Reflecting the cosmopolitan nature of the city's music scene and its attraction for players from across the globe, Bogan Ghost is a Berlin-based duo of American trumpeter Liz Allbee (confusingly, born in Berlin, Vermont) and Australian cellist Anthea Caddy. Alongside many other activities and collaborations, both are active members of Berlin's Echtzeitmusik scene and its star-studded Splitter Orchester. Bogan Ghost came together in the autumn of 2010; they previously featured on the compilation Echtzeitmusik Berlin (Mikroton, 2012) and issued live downloadable tracks through Audition Records. Zerfall is the duo's first CD release. Quotes from a 2012 interview give telling insights into the pair's approach to their instruments: from Caddy, "I don't completely identify with the term musician or improviser. I come from a media arts based background, so in general my ideas are funnelled through art and then articulated through a piece of wood that happens to be a cello" and from Allbee, "I don't think I ever concretely decided to be an improviser or even a musician. I just started doing it and kept learning by doing it."
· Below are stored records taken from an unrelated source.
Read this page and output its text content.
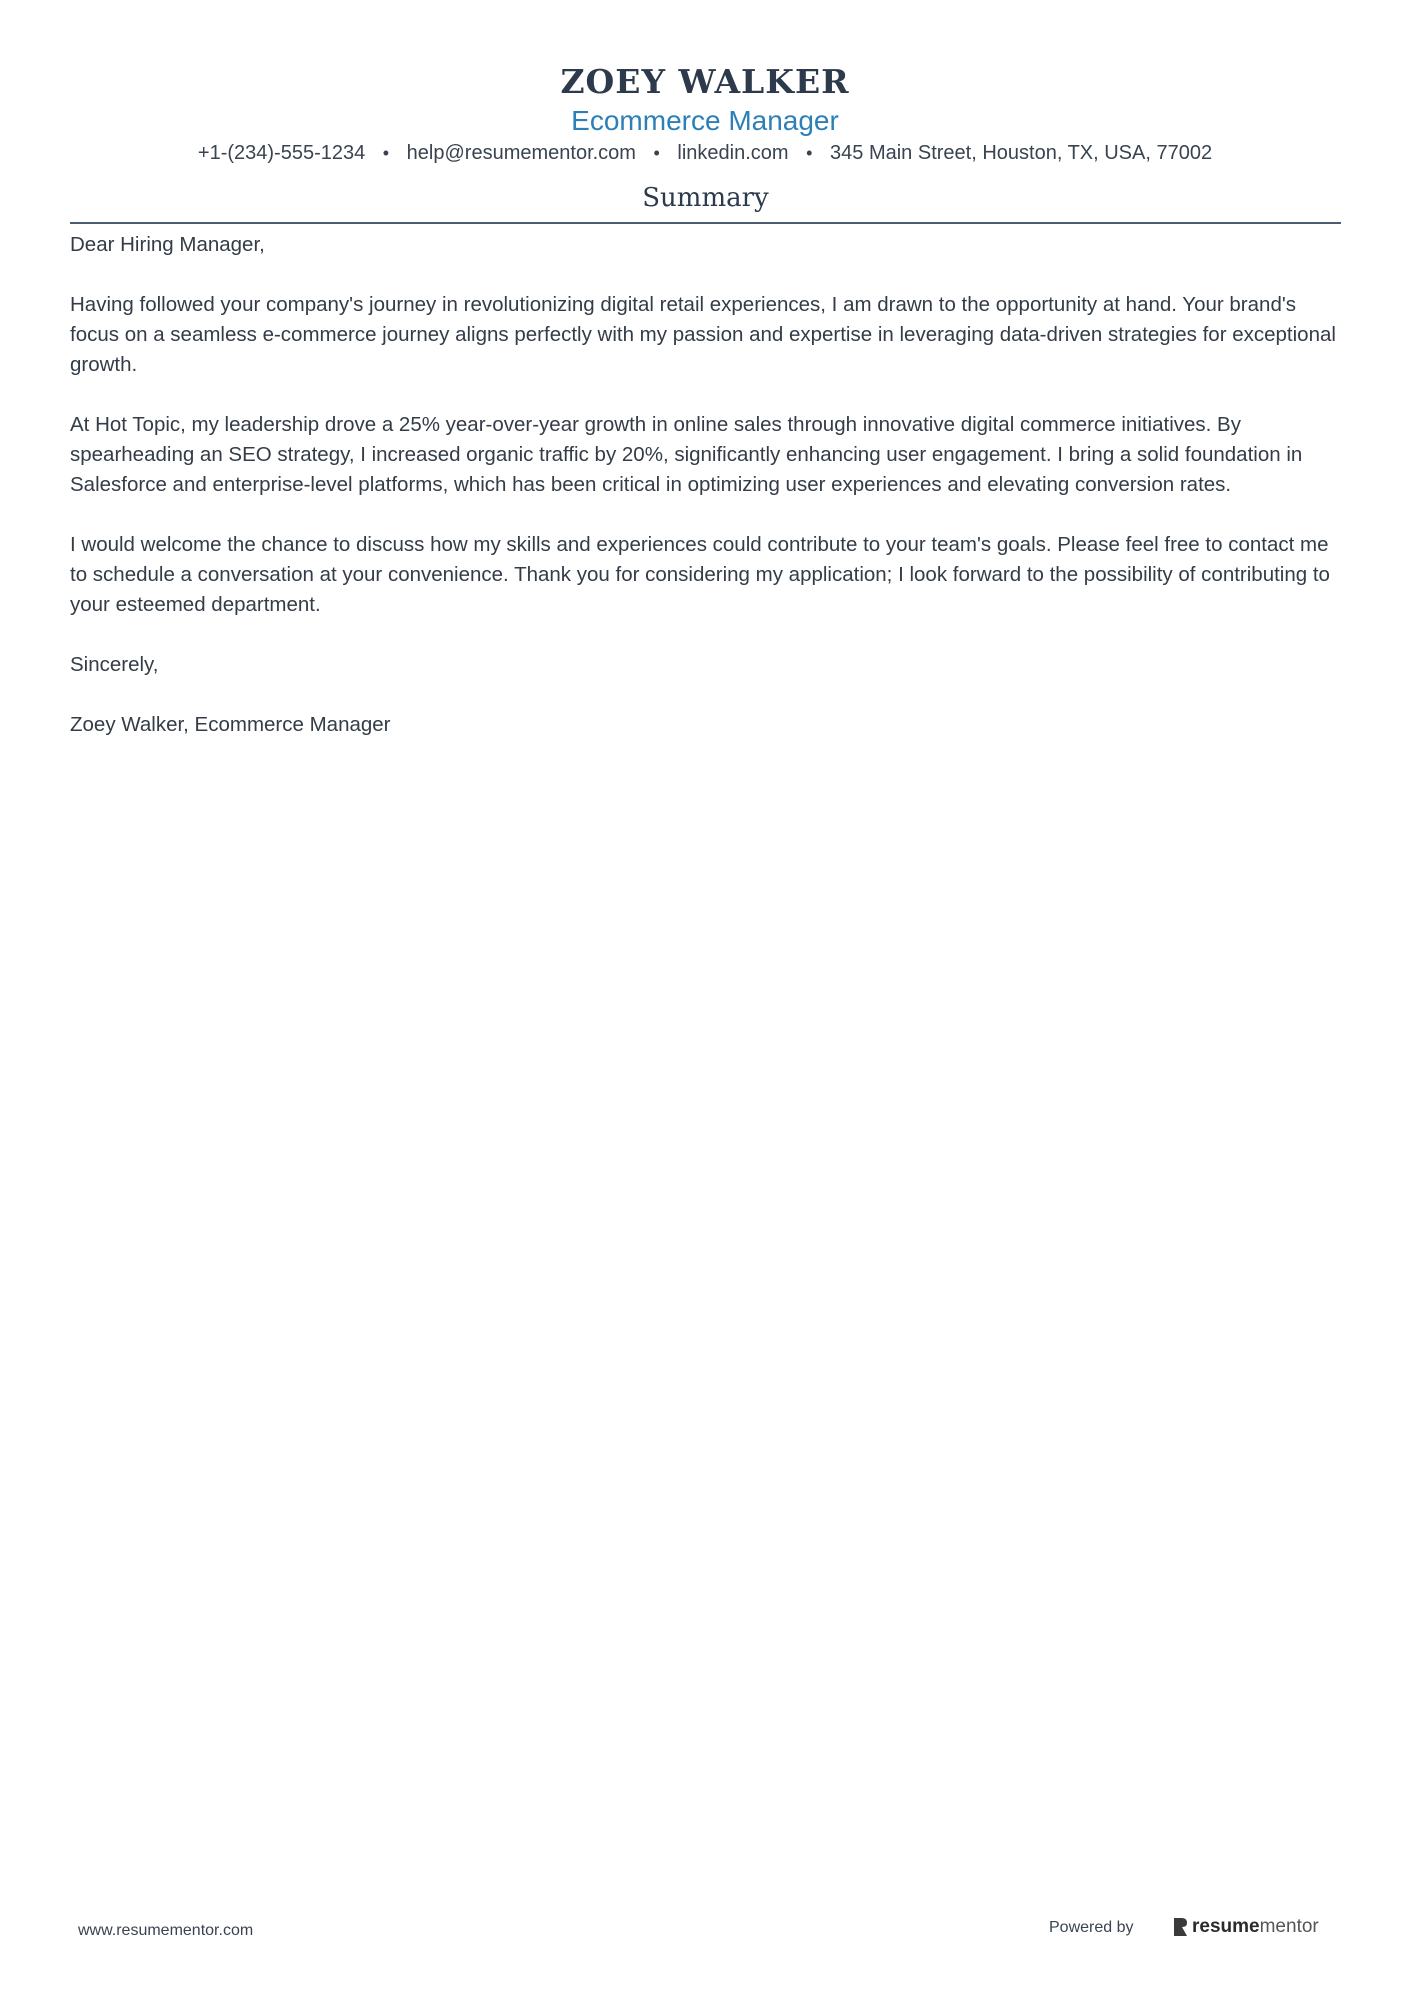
ZOEY WALKER
Ecommerce Manager
+1-(234)-555-1234 • help@resumementor.com • linkedin.com • 345 Main Street, Houston, TX, USA, 77002
Summary

Dear Hiring Manager,

Having followed your company's journey in revolutionizing digital retail experiences, I am drawn to the opportunity at hand. Your brand's focus on a seamless e-commerce journey aligns perfectly with my passion and expertise in leveraging data-driven strategies for exceptional growth.

At Hot Topic, my leadership drove a 25% year-over-year growth in online sales through innovative digital commerce initiatives. By spearheading an SEO strategy, I increased organic traffic by 20%, significantly enhancing user engagement. I bring a solid foundation in Salesforce and enterprise-level platforms, which has been critical in optimizing user experiences and elevating conversion rates.

I would welcome the chance to discuss how my skills and experiences could contribute to your team's goals. Please feel free to contact me to schedule a conversation at your convenience. Thank you for considering my application; I look forward to the possibility of contributing to your esteemed department.

Sincerely,

Zoey Walker, Ecommerce Manager

www.resumementor.com	Powered by	resume mentor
Despite the self-effacing nature of those words, Zerfall displays no signs of the happy amateurism that they hint at. Instead, the album is a tightly focused and engaging work that is expertly realized by both players. At its heart are seven tracks studio-recorded in Berlin by fellow Splitter Orchester member Werner Dafeldecker. They are relatively short, with none exceeding six minutes, and two being less than two minutes. Compared to many improvised or eai performances, the brevity of the tracks is a strength, an indication of the pair's focus. Very little time (theirs or ours) is spent waiting for something of substance to emerge; instead, whether by design or skilful editing, each track soon gets to the point and then does not overstay its welcome. If, as with "Pits", it makes its point inside just seventy-five seconds, that is how long it lasts. Then, time to move on...
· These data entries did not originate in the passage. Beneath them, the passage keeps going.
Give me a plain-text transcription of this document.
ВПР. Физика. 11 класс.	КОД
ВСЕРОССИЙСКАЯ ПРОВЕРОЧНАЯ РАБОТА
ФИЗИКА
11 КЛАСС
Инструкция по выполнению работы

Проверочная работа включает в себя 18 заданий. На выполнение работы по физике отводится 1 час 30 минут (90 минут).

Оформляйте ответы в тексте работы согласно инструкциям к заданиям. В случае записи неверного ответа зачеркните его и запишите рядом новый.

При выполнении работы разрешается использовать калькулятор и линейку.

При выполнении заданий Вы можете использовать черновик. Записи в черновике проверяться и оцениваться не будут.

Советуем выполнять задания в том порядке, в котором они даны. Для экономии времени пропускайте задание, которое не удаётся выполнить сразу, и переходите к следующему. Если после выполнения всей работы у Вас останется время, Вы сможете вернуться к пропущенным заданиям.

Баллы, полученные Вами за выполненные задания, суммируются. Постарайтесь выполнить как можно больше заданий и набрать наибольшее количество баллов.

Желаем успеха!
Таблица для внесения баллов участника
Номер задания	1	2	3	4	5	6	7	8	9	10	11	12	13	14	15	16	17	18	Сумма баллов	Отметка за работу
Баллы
Those seven tracks are bracketed by two similarly succinct tracks, each of which combines separate recordings made by Allbee and Caddy in different times and locations; so the closing track, "Decay", consists of trumpet and field recordings by Allbee made at Wesleyan University, USA (by the way, Professor Braxton gets a name check in the album credits) combined with cello recordings of Caddy in Australia, the end result being a coherent, eerily atmospheric soundscape, particularly because of the field recordings . Throughout the album, the cello and trumpet perfectly complement and contrast with each other. The album's signature sound is the darkly atmospheric, sustained, low-end drone of Caddy's bowed cello, punctuated and offset by a range of interjections from Allbee. The two work very well together, and seem made for one another. A triumph. More!